THE completion of one year of the Modi Government has left the market confused since the analysts I talked to had diametrically opposite views, ranging from extreme disappointment to happiness and optimism about the future. I would like to be in the latter camp and feel that under the given circumstances, the government has already achieved a lot regarding most of the low hanging reforms such as privatising coal and other mines, higher FDI in defence and insurance, quicker project clearances, deregulating diesel prices, raising natural gas prices, enhancing financial inclusion, more flexible labour markets, up to 100 per cent FDI in key areas besides achieving much in fiscal consolidation. It is only the big ticket reforms such as GST and land acquisition that remain worrisome. Even GST can best be described as a work in progress. It will be naïve to expect miracles from a government that has been fighting battles both within and outside.
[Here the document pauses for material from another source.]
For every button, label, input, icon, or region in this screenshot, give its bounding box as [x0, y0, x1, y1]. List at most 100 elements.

What then, explains the selling by FIIs, leading to a 10 per cent fall in the market since mid-April? Is it a vote against the Modi Government or too much negativity surrounding prospects on economic growth, reforms and corporate earnings? To me, FII selling can best be described as repositioning/rebalancing of portfolio viz-a-viz other markets such as China. Moreover, FIIs have already heavily invested in India and retail investors through mutual funds have also been steadily investing since Modi came to power. Their appetite for further investment may be waning and until issues like MAT on foreign portfolio investment get resolved, the market may witness nervousness.
The global scenario may also cause volatility especially when the US Fed takes a decision to hike the rates or Greece defaults. Rising oil prices, capex cycle not picking up, muted corporate earnings, IIP index touching a low, rising bank NPAs, and corporate balance sheets remaining under pressure are some other worries the market faces today. Low inflation coupled with declining manufacturing index actually points to a deflation-like scenario. An errant monsoon may further add to the corporate sector woes as it may impact rural incomes. The market may, therefore, witness both price and time corrections. The investment scenario may remain muted for another couple of quarters post which the economic fundamentals will witness significant improvement.
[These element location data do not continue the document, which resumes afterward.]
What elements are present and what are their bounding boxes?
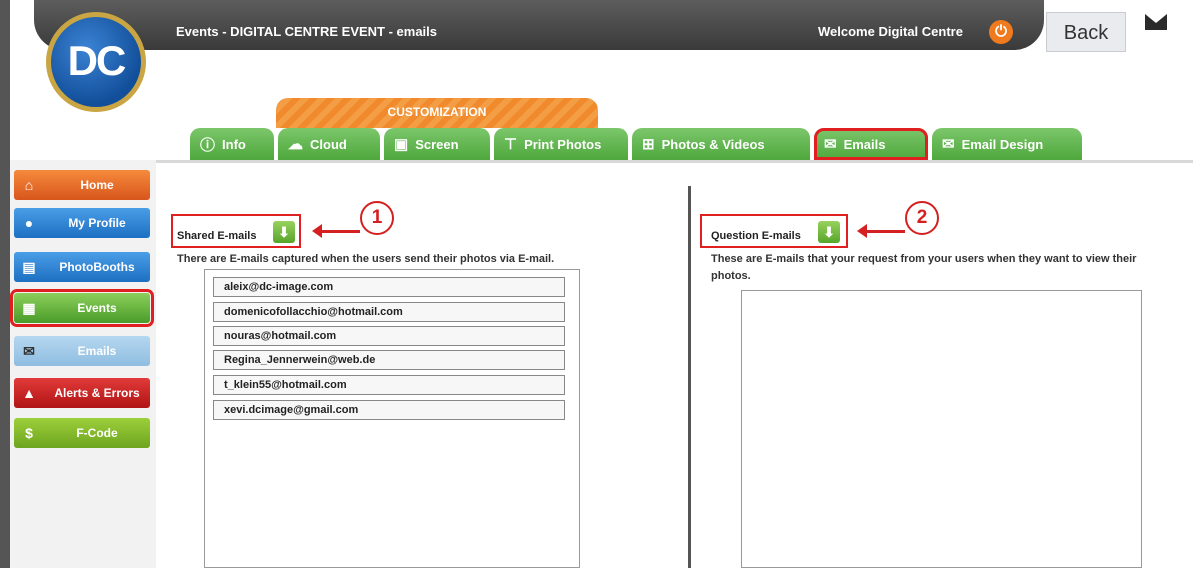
- sidebar-item-my-profile[interactable]: ● My Profile: [14, 208, 150, 238]
- tab-print-photos[interactable]: ⊤ Print Photos: [494, 128, 628, 160]
- tab-label: Emails: [843, 136, 886, 152]
- download-icon[interactable]: ⬇: [818, 221, 840, 243]
- sidebar-item-label: My Profile: [68, 216, 126, 230]
- tab-label: Email Design: [961, 136, 1044, 152]
- tab-email-design[interactable]: ✉ Email Design: [932, 128, 1082, 160]
- list-item[interactable]: Regina_Jennerwein@web.de: [213, 350, 565, 370]
- sidebar-item-label: Home: [80, 178, 114, 192]
- tab-cloud[interactable]: ☁ Cloud: [278, 128, 380, 160]
- sidebar-item-home[interactable]: ⌂ Home: [14, 170, 150, 200]
- sidebar-item-label: Alerts & Errors: [54, 386, 140, 400]
- info-icon: ⓘ: [200, 136, 216, 154]
- calendar-icon: ▦: [22, 300, 36, 316]
- profile-icon: ●: [24, 215, 34, 231]
- list-item[interactable]: domenicofollacchio@hotmail.com: [213, 302, 565, 322]
- back-button[interactable]: Back: [1046, 12, 1126, 52]
- welcome-text: Welcome Digital Centre: [818, 24, 963, 39]
- list-item[interactable]: t_klein55@hotmail.com: [213, 375, 565, 395]
- tab-screen[interactable]: ▣ Screen: [384, 128, 490, 160]
- mail-icon: ✉: [23, 343, 35, 359]
- print-icon: ⊤: [504, 136, 518, 153]
- fcode-icon: $: [25, 425, 33, 441]
- photos-videos-icon: ⊞: [642, 136, 655, 153]
- tab-bar: ⓘ Info ☁ Cloud ▣ Screen ⊤ Print Photos ⊞…: [190, 128, 1082, 160]
- sidebar: ⌂ Home ● My Profile ▤ PhotoBooths ▦ Even…: [10, 160, 156, 568]
- shared-emails-list[interactable]: aleix@dc-image.com domenicofollacchio@ho…: [204, 269, 580, 568]
- cloud-icon: ☁: [288, 136, 303, 153]
- page-title: Events - DIGITAL CENTRE EVENT - emails: [176, 24, 438, 39]
- callout-number: 1: [360, 201, 394, 235]
- shared-emails-label: Shared E-mails: [177, 230, 257, 242]
- tab-label: Screen: [415, 136, 459, 152]
- column-divider: [688, 186, 691, 568]
- dc-logo: DC: [46, 12, 146, 112]
- sidebar-item-alerts-errors[interactable]: ▲ Alerts & Errors: [14, 378, 150, 408]
- tab-underline: [156, 160, 1193, 163]
- window-edge: [0, 0, 10, 568]
- mail-icon[interactable]: [1145, 14, 1167, 30]
- email-design-icon: ✉: [942, 136, 955, 153]
- callout-arrow: [857, 224, 905, 238]
- sidebar-item-emails[interactable]: ✉ Emails: [14, 336, 150, 366]
- tab-emails[interactable]: ✉ Emails: [814, 128, 928, 160]
- sidebar-item-label: F-Code: [76, 426, 118, 440]
- home-icon: ⌂: [24, 177, 34, 193]
- question-emails-list[interactable]: [741, 290, 1142, 568]
- mail-icon: ✉: [824, 136, 837, 153]
- callout-number: 2: [905, 201, 939, 235]
- sidebar-item-events[interactable]: ▦ Events: [10, 289, 154, 327]
- question-emails-description: These are E-mails that your request from…: [711, 253, 1137, 265]
- tab-info[interactable]: ⓘ Info: [190, 128, 274, 160]
- photobooths-icon: ▤: [22, 259, 36, 275]
- screen-icon: ▣: [394, 136, 409, 153]
- alert-icon: ▲: [22, 385, 36, 401]
- list-item[interactable]: nouras@hotmail.com: [213, 326, 565, 346]
- sidebar-item-f-code[interactable]: $ F-Code: [14, 418, 150, 448]
- shared-emails-description: There are E-mails captured when the user…: [177, 253, 555, 265]
- customization-tab-group: CUSTOMIZATION: [276, 98, 598, 128]
- tab-label: Cloud: [310, 136, 347, 152]
- download-icon[interactable]: ⬇: [273, 221, 295, 243]
- list-item[interactable]: aleix@dc-image.com: [213, 277, 565, 297]
- sidebar-item-label: PhotoBooths: [59, 260, 135, 274]
- sidebar-item-photobooths[interactable]: ▤ PhotoBooths: [14, 252, 150, 282]
- callout-arrow: [312, 224, 360, 238]
- tab-label: Print Photos: [524, 136, 602, 152]
- tab-label: Photos & Videos: [661, 136, 765, 152]
- tab-photos-videos[interactable]: ⊞ Photos & Videos: [632, 128, 810, 160]
- question-emails-label: Question E-mails: [711, 230, 801, 242]
- list-item[interactable]: xevi.dcimage@gmail.com: [213, 400, 565, 420]
- question-emails-description-cont: photos.: [711, 270, 751, 282]
- sidebar-item-label: Emails: [77, 344, 117, 358]
- tab-label: Info: [222, 136, 246, 152]
- power-icon[interactable]: ⏻: [989, 20, 1013, 44]
- sidebar-item-label: Events: [77, 301, 117, 315]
The recent decline in the rupee may not all be bad news since the rupee has been overvalued for quite some time. The much-needed correction will, in fact, give a boost to the decline in exports. In the short run, therefore, IT and pharma may outperform the market.
Investors may do well to pick stocks with a time horizon of 2-3 years since there are not too many attractive investment destinations in the world and India on the whole is still one of the most attractive investment destinations compared to BRICS, the struggling Euro Zone or the East Asian nations hit by a trade slump.